The GenCyber camp at Dakota State University, one of 43 camps the agency sponsors around the country in conjunction with the National Science Foundation, is one small part of that effort.
In a summer dominated by news of major cyber breaches at the Office of Personnel Management, the NSA is hoping to spot the next generation of white hat hackers and computer security whizzes.
The hope for the camps, NSA officials say, is to attract the interest of young people at a key point in their lives to consider pursuing cybersecurity careers. Young white hat hackers are prized by the NSA and private industry. If they don’t end up working for the NSA or other U.S. government agencies, perhaps they’ll work for big companies to help secure networks from criminals and foreign spies.
Steve LaFountain, who started as an NSA analyst in 1982, is now the dean of the agency’s College of Cyber. He helps oversee the agency’s efforts working with 29 universities that are hosting the 43 camps this year, which are free for the teens, who apply to get in.
“We just want the kids to walk away with a better appreciation of cybersecurity. Just so they’re more aware of what is online and what is on the Internet. What they can do and what they can’t do,” LaFountain said.
For the kids at the camp, NSA controversies over mass surveillance programs – brought to light by disclosures by former NSA contractor Edward Snowden – appear to take a back seat to their thrill at using new technology. This year campers were each given small Raspberry Pi devices, which are small computers about the size of a credit card, to take home and to keep working on their skills.
The campers have few distractions on the small quiet Dakota State campus, located amid the flat big-sky farmland expanse in the southeastern corner of South Dakota.
Regina Van Driel, a high school senior who is one of a handful of girls at the camp, is attending for the second consecutive year.
She arrived at Dakota State last year intimidated because she knew little about computers. At home, in Mitchell, South Dakota, she doesn’t have access to the same type of equipment. But by the end of the week she had built her first website. “I definitely like the idea of being able to look at somebody’s website and try to figure out whats wrong and help them,” she said.
In a hacking exercise, she learned how easy it is to compromise someone’s data with minimal information and how vulnerable many networks are to cyber attacks. “It was crazy scary how fast we were able to get their information just by hacking their IP address,” she said.

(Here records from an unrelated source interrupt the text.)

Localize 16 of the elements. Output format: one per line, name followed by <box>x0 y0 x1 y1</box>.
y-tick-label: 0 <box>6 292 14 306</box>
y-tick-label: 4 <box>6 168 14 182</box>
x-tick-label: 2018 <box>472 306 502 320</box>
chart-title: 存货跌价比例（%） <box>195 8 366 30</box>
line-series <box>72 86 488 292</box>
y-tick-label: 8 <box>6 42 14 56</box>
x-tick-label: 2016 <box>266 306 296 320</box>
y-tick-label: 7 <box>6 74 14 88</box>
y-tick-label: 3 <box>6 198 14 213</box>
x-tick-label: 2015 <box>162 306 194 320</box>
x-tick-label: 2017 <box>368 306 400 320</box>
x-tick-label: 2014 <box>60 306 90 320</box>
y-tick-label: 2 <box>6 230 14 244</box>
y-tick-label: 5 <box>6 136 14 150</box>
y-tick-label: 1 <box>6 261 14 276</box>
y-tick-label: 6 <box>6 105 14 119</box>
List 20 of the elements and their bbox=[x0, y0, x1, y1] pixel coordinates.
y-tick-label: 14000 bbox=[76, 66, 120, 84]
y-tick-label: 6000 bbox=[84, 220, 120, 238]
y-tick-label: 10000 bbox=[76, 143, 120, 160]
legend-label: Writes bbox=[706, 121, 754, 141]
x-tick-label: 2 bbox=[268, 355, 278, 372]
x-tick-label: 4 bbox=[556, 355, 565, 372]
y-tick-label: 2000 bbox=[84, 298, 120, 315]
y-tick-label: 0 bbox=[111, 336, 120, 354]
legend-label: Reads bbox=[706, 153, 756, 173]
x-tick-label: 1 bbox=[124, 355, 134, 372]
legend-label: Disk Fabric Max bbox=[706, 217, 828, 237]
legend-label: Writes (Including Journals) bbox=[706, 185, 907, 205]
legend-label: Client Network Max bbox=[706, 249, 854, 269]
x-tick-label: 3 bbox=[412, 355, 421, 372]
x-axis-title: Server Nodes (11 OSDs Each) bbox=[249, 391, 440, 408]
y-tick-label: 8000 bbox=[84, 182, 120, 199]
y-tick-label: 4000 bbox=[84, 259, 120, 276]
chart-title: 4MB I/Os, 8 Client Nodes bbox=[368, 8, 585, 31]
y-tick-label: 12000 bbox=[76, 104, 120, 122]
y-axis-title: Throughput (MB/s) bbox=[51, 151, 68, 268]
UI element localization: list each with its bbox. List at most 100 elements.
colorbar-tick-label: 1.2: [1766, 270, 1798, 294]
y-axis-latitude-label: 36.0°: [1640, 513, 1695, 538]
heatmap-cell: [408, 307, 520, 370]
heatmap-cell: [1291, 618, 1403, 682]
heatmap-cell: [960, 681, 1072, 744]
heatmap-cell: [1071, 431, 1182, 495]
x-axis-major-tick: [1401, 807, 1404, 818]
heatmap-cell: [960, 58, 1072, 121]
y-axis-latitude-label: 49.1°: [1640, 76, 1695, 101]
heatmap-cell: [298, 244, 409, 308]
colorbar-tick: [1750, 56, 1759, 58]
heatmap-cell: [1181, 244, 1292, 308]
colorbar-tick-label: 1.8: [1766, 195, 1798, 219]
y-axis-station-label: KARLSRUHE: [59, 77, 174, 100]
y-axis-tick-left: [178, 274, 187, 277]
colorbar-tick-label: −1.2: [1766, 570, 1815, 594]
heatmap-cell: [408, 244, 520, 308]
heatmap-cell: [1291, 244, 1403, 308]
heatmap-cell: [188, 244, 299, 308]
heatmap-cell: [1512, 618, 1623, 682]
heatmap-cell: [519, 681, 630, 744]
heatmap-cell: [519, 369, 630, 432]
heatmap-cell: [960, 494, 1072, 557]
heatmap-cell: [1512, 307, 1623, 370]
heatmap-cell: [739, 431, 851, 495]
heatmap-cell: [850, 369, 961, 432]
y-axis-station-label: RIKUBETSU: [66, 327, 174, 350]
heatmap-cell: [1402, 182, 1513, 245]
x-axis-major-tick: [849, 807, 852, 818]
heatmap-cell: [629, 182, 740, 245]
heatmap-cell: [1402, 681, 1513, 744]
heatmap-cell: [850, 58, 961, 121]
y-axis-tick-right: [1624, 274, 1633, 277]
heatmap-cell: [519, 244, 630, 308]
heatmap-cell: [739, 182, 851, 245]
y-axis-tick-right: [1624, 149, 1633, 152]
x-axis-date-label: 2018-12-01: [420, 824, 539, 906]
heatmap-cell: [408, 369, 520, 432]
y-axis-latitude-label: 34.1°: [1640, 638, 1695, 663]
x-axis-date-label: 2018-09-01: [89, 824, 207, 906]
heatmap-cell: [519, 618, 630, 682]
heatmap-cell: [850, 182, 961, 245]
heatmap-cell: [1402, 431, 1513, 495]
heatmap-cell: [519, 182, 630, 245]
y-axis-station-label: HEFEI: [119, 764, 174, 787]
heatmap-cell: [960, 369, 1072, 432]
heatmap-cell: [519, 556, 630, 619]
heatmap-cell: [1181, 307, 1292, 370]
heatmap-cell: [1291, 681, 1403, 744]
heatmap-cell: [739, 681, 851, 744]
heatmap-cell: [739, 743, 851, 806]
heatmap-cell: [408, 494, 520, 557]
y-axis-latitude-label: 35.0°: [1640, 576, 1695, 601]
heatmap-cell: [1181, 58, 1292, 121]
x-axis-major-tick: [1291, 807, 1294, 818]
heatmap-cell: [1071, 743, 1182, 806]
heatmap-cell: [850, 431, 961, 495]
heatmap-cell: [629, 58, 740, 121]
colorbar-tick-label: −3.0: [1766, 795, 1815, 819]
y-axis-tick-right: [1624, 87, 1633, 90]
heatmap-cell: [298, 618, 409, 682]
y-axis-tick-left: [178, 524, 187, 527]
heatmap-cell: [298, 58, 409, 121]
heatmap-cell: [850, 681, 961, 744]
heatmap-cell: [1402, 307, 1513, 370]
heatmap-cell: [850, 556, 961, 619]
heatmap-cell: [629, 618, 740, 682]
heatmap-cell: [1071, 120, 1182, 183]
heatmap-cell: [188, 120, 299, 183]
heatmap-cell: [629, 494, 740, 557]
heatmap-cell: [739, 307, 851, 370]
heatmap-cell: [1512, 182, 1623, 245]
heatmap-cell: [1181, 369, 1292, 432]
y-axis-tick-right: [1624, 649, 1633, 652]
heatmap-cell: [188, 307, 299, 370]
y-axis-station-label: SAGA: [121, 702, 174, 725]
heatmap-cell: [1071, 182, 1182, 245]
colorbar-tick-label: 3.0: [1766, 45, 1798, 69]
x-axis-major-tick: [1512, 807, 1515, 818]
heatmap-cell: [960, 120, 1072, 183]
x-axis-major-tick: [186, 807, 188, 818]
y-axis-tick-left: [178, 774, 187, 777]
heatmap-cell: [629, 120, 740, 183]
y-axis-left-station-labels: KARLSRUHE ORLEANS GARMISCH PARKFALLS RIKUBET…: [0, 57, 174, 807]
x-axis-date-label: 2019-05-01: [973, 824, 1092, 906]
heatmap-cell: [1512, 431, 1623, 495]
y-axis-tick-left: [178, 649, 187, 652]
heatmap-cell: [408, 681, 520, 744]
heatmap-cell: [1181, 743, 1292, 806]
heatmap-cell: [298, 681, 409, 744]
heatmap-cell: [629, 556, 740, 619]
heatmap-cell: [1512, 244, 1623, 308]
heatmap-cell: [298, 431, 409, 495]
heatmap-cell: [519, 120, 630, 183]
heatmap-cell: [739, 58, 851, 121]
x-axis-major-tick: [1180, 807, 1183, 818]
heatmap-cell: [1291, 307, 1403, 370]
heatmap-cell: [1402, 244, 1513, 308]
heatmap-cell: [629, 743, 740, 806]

In one exercise, students are shown how they can use antennas and computers to intercept common wireless data commonly found everywhere. Cars made in recent years have tire stems that send out unique codes to tell onboard computers when the tires need to be inflated. Aircraft in the sky broadcast unique identifying codes that can be used to find out ownership and other data.
“We have a lot of wireless technology around us, things we don’t think about. We think of some data as meaningless” said Michael Ham, a Dakota State instructor at the camp. “Pretty much everything that transmits wirelessly happens on some frequency. So if we can pick up on what the frequency is, do some analysis on that data, we could maybe intercept or replace that data.”
The Dakota State instructors running the camp are aware outsiders might view with skepticism the idea of teaching kids powerful skills that could be used for harm. That’s why sessions on exploiting computer vulnerabilities also come with a dose of ethics lessons, they say.
“Everybody kind of asks us that. Like, ‘Geez, you’re teaching them network exploitation or software hacking’ or something. And that’s true. We do that under two different, kind of shadows. We do it under the shadow of, ‘You need to know how this happens so you can better protect,’ and then we do that under a very heavy ethical shadow,” said Josh Pauli, associate professor at Dakota State who helps lead the camp.
Many of these lessons could be applied to other aspects of their lives as more technology becomes available and more data is produced, camp officials say.
“Even if they are just at home. In order to protect themselves at home, they need to have this awareness,” LaFountain said.
Then again, these are teenagers, and it is summer camp.